The company has now stitched together an initial possible world-class Mt Edon JORC-inferred rubidium resource estimate, comprising 3.6 million tonnes at 0.33 per cent rubidium and 0.07 per cent lithium oxide at a 0.1 per cent rubidium oxide cutoff.

That estimate includes a high-grade zone of 1.3mt at 0.33 per cent rubidium oxide.

Rubidium is highly reactive. It is used in vacuum tubes as a getter, a material that combines with and removes trace gases from vacuum tubes and can act as a catalyst in chemical reactions.

It is used in the manufacture of photocells and in special glasses, including night vision glasses and photomultiplier tubes, mostly for military use and in communications, laser cooling, atomic clocks, photocells, nuclear medicine, pyrotechnics and military-industrial propulsion systems.

Since it is easily ionised, the critical metal has been considered for possible use as a propellant in ion engines on spacecraft. Rubidium can also be used interchangeably with caesium in some applications.

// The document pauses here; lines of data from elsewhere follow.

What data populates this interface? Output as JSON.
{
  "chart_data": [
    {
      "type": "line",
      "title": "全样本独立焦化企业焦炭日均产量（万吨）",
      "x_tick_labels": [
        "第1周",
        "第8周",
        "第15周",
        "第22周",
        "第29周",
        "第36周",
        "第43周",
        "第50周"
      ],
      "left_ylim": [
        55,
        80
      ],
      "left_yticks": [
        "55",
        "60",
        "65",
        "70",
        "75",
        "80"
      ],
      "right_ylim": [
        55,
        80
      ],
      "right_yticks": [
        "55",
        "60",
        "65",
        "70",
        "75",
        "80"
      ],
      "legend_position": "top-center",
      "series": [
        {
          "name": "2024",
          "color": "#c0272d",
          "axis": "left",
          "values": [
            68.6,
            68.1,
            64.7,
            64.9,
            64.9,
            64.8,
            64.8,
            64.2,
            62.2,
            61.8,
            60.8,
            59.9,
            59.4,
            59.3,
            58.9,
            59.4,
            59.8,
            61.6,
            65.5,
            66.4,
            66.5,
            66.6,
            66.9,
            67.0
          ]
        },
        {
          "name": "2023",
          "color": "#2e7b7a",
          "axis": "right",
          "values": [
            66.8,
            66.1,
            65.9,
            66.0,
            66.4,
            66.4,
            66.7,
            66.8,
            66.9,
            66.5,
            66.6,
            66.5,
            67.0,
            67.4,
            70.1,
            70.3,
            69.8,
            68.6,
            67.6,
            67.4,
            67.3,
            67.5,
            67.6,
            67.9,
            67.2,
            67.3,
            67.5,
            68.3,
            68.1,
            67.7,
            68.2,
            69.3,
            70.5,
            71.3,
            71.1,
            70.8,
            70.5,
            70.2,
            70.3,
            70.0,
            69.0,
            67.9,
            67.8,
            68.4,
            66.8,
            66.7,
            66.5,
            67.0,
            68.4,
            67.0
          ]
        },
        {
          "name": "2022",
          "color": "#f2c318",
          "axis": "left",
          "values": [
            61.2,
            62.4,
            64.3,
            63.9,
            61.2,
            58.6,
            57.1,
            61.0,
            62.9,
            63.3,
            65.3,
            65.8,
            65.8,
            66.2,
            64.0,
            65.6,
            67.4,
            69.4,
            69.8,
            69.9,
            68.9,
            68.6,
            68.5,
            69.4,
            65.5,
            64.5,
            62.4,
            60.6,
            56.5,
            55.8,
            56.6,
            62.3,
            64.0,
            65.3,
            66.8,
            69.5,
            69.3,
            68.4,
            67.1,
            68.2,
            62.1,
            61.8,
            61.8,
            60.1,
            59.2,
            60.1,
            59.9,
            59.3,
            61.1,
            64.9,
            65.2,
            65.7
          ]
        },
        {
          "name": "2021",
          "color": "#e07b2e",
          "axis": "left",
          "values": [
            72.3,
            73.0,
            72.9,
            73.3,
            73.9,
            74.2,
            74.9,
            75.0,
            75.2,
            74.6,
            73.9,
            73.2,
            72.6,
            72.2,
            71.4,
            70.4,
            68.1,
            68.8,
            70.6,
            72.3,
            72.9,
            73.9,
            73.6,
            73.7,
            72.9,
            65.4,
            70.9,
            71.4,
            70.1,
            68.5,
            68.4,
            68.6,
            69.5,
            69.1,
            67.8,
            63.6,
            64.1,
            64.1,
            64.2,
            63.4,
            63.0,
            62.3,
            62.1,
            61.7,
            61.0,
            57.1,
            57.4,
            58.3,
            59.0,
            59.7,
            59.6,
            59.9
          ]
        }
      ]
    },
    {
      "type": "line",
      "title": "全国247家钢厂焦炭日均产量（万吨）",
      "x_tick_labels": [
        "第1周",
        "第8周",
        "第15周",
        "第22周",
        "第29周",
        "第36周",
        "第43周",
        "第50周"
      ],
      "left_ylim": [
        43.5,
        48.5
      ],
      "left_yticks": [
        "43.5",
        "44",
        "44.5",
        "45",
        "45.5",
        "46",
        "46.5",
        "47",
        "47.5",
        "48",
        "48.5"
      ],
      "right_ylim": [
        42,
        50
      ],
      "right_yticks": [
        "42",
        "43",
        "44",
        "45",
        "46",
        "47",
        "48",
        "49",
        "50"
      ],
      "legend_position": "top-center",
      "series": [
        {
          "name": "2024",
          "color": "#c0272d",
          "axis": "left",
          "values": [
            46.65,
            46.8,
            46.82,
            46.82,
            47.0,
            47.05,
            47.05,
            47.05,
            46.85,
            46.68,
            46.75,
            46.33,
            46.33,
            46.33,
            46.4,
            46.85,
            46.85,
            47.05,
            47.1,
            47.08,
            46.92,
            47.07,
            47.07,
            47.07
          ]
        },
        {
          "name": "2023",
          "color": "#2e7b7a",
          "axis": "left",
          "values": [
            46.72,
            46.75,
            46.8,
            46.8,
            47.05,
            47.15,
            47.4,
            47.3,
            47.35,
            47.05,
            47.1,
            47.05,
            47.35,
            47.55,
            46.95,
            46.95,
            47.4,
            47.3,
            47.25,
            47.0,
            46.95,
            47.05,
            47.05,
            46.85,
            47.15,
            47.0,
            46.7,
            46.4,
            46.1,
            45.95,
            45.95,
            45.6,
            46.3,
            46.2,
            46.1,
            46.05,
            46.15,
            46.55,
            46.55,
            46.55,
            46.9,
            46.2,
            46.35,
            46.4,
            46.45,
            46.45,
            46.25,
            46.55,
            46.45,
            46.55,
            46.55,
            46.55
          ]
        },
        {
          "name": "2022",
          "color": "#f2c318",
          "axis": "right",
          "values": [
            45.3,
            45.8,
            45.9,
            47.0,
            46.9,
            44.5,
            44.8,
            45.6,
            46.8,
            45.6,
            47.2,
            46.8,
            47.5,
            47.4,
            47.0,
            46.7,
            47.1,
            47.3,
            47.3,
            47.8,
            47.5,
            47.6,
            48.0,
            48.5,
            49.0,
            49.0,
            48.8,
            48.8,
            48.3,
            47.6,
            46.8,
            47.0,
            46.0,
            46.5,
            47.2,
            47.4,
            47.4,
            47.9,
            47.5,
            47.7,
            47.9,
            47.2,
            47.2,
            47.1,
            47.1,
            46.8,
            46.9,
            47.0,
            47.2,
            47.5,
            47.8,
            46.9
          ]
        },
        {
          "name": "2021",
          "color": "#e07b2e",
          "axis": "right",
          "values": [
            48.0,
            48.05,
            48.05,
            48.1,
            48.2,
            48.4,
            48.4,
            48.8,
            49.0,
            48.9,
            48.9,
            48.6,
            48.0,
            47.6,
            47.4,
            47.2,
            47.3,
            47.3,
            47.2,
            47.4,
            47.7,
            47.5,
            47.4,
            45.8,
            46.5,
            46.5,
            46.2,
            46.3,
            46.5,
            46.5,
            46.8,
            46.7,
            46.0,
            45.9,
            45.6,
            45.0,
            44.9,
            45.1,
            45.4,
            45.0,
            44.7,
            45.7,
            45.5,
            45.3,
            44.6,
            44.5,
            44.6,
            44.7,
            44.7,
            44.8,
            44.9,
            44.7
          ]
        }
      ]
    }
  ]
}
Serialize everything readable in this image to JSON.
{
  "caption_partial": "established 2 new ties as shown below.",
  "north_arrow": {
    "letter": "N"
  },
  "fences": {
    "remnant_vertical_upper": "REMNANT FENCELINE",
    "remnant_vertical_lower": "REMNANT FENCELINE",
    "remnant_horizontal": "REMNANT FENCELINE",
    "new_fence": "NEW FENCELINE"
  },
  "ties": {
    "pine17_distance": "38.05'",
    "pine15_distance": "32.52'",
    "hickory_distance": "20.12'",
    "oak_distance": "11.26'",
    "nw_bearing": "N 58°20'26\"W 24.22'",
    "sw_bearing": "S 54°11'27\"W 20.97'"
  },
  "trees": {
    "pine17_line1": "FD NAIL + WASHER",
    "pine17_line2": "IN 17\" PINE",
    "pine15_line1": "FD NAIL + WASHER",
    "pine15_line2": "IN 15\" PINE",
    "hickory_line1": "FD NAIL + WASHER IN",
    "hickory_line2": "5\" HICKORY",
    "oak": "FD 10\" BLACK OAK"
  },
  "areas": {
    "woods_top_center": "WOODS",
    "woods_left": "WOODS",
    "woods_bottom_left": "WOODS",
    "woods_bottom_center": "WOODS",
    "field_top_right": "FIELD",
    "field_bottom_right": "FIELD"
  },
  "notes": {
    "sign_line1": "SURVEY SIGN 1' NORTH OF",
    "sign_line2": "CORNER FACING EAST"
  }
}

The current and potential applications mean rubidium is listed as a critical metal in the global technology sector.

While Mt Edon’s grades and tonnes resource figures might seem unimpressive on first blush, it is worth noting rubidium is in very short supply and typically only exists at relatively low grades.

This equation means rubidium metal is in high demand, with prices currently around US$1200 per kilogram ($1937/kg), compared with lithium at US$12/kg ($19/kg).

The company views the current small rubidium market as being a matter of restricted supply and figures it will likely grow from 6.36 tonnes per year to 7.94t per year within three years at a calculated growth rate of 4.53 per cent.

Everest is now undertaking a scoping study in conjunction with rubidium extraction and purification testwork and expects its results to be available this quarter.

This comes after Everest appointed a technical consultant in November last year to drive the company’s evolving rubidium strategy. In December, the company’s testwork at Edith Cowan University achieved up to 91 per cent recovery of rubidium as rubidium chloride via direct rubidium extraction.

The Australian Government’s R&D Tax Incentive program provides a refundable tax offset to companies such as Everest undertaking eligible R&D activities.

The welcome initiative aims to encourage investment in R&D to fuel innovation and boost Australia’s global competitiveness, drive economic growth and create new job opportunities.

Everest is undertaking additional engineering scoping studies and is also exploring further grant funding based on the criticality of the metal.

Its current emphasis is on determining the most efficient and economically viable process to recover rubidium and hence value from the project overall.

The project could be a sleeper sitting in the background with a strong chance of gaining prominence as an important supplier of this critical and versatile metal.